Commentaires Juin 2025
Commentaires N° 37
Francfort, 30 juin 2025
Les astres sont alignés comme ils ne l’étaient plus depuis longtemps : l’entrant sur la scène Friedrich Merz aime à évoquer une plus grande souveraineté européenne chère au sortant Emmanuel Macron. Il est urgent de saisir l’opportunité de la nouvelle donne. Car l’environnement international est propice, avec Donald Trump qui pousse l’Allemagne à s’interroger sur ses rapports avec le grand frère américain. Friedrich Merz, qui a présidé pendant 10 ans le principal thinktank germano-américain (Atlantik-Brücke) parle de modifications durables des relations transatlantiques, qui doivent se traduire par plus d’Europe. Le contexte politique en France est tout aussi favorable. Tout le monde y pense, affûte ses armes pour se positionner : il faut trouver un successeur à Emmanuel Macron, qui -du fait de la limitation constitutionnelle à deux mandats- ne pourra pas se présenter à l’élection présidentielle française de mai 2027.
La droite traditionnelle s’émiette et retrouve sa structure historique. Symboliquement, c’est le 18 juin -jour de l’appel à la résistance du Général de Gaulle en 1940- que Dominique de Villepin a choisi pour lancer la création de son nouveau parti “La France humaniste”: et donc de trois aux côtés des Républicains (Bruno Retailleau venant d’emporter la présidence de très peu face à Laurent Wauquiez) et du parti Horizons de l’ancien Premier ministre Edouard Philippe, Edouard Philippe, qui reste le plus populaire des politiciens avec 41 % d’opinions favorables, alors qu’il a quitté Matignon il y a 5 ans déjà.

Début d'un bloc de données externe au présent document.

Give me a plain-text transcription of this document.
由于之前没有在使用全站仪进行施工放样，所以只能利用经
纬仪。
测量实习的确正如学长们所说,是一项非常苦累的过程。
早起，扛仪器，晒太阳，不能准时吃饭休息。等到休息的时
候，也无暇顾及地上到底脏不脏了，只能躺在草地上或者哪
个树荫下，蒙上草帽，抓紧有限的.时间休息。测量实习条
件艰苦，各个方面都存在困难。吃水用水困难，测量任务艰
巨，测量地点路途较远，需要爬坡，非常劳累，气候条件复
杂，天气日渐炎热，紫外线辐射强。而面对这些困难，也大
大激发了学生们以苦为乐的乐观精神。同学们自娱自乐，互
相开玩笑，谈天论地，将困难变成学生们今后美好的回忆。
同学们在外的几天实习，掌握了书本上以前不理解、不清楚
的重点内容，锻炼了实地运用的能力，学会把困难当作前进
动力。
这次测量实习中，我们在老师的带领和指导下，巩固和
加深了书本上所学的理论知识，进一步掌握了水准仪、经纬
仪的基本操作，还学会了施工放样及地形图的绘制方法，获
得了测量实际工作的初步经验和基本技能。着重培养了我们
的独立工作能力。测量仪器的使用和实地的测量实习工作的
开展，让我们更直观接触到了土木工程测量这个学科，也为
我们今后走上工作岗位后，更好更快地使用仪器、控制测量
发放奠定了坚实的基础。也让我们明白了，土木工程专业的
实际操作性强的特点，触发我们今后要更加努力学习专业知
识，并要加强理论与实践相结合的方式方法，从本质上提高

La gauche traditionnelle continue elle aussi à se déchirer, alors que l’ancien Premier ministre Gabriel Attal espère jouer un rôle : il est avec 37 % d’opinions favorables le troisième personnage politique préféré des Français Raphaël Glucksmann avait suscité l’espoir d’un renouveau social-démocrate du socialisme français après avoir remporté 14 % des voix aux dernières élections européennes. Mais il ne parvient pas (encore ?) à s’affirmer face à un Olivier Faure, qui préside le parti de François Mitterrand depuis 2018 déjà, sans être vraiment apprécié. Il vient de battre avec seulement 50,9% des voix Nicolas Mayer-Rossignol ,le maire de Rouen encore moins connu que lui. En attendant que les socialistes s’organisent, avec l’ancien Président François Hollande en embuscade (il est à nouveau l’homme de gauche le plus populaire), les écologistes et les communistes espèrent pouvoir en tirer profit.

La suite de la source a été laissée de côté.